Aside from their trademark lingo (such as the emphatic "...NOT!" immediately after each outrageous statement) and their atonal jingle ("Wayne's World! Wayne's World!/Party time! Excellent!"), the movie features many peaks of invention and a few valleys. High points are: Wayne and Garth's extended lip-synching of Queen's megacamp "Bohemian Rhapsody" with the dudes inside Wayne's aquamarine Pacer; Wayne's romantic wooing of Cassandra in pidgin Cantonese (with subtitles!); Wayne and Garth traveling to Milwaukee to kneel before Alice Cooper (and before that, re-creating - literally - the title sequence and song from Laverne & Shirley, "We're Gonna Do It"); Garth falling for Dreamwoman, saying if she were president, she'd be called "Babe-raham Lincoln"; Wayne's obsessed ex-girlfriend making various appearances, each to the muted strains of Psycho's slasher motif; Garth whistling Star Trek's theme on a starry night; a seduction scene subtitled, "GRATUITOUS SEX SCENE," followed by a teary monologue labeled "OSCAR CLIP"; and a brilliant parody of commercial advertising where Wayne and Garth point to each product - the Pizza Hut, Reebok, Doritos, Pepsi, and Nuprin labels prominent - before consumption or application.
Oh, and before I forget, there's a line that belongs as much to Wayne's World as, apparently, to the popular single-fisted gabmeister, Neil Rogers. When Wayne and Garth decide to order take-out Chinese, they suggest "Cream of Some Young Guy" to Cassandra. Well, wouldn't you know it: Neil Rogers has used that one before on the air. (I daresay most people would still take Wayne's World over Neil's.)
The Lowe points of the movie are predictably Rob's, who, wearing the loosest-fitting scarecrow finery of a gigolo on Rodeo Drive - and so much oil on his slicked-back hairdo as to recall the Exxon Valdez spew over Alaska - still has trouble convincing us that he can act and cover his Atlanta birthday suit simultaneously. Whenever he's on, Wayne's World comes to a soporific halt. In this context, it's reassuring to gaze at Donna Dixon, a real beauty with no narcissism.

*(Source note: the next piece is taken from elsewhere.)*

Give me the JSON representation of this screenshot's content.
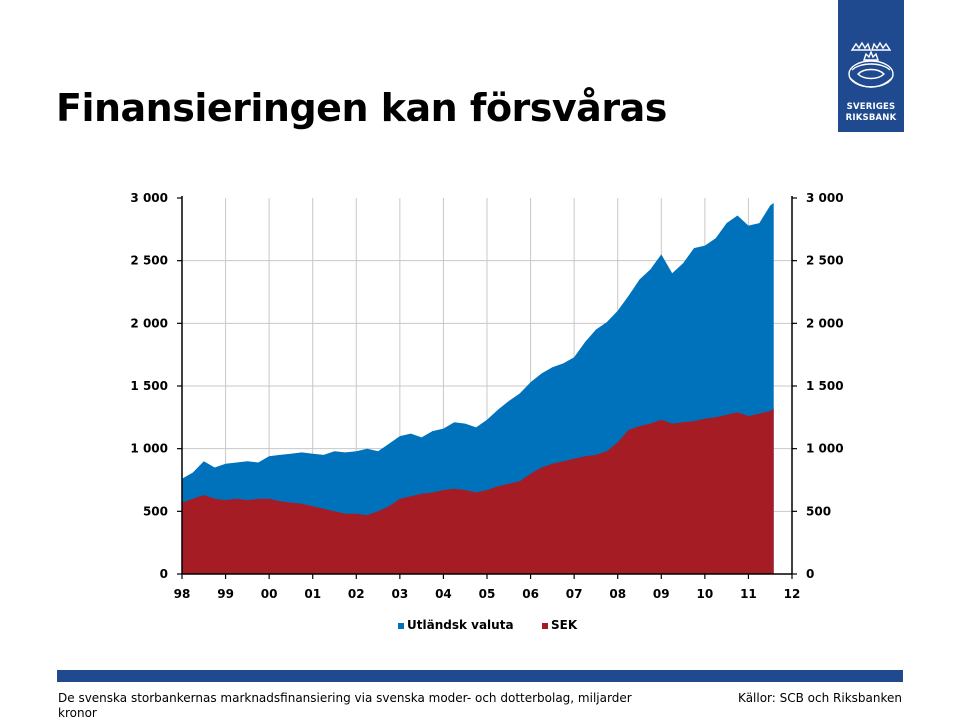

But it's Myers and Carvey who give this idiot-box discourse its punch, gleefulness, and hilarity. With his unkempt, dark mane and brew belly prominently displayed, Myers (a co-writer of the script) times Wayne's becomingly dim-witted smile almost too perfectly to coincide with often scathing observations. And yet, passive-aggressively delightful though he is, Wayne is no match for the diminutive, ectomorphic Garth, played by blond, bespectacled Carvey with an encyclopedia of hyperactive ticks, winces, pursed-or-bitten lips, and shuddering glances. Carvey's geek gobbledygook takes its place among the classic sparring-partner banter of the past; I doubt Stan Laurel was a better straight man.
Lorne Michaels, who produced the movie, has brought us many good things on TV aside from Saturday Night Live - HBO's The Kids in the Hall is also his. If this sweet and ultimately clever assault on our contemporary, dulled, suburban aesthetics wins raves at the box office (there's reason to assume it will), this "totally amazing excellent discovery" could mark a first for this critic - a sequel to welcome with open arms and bended knee.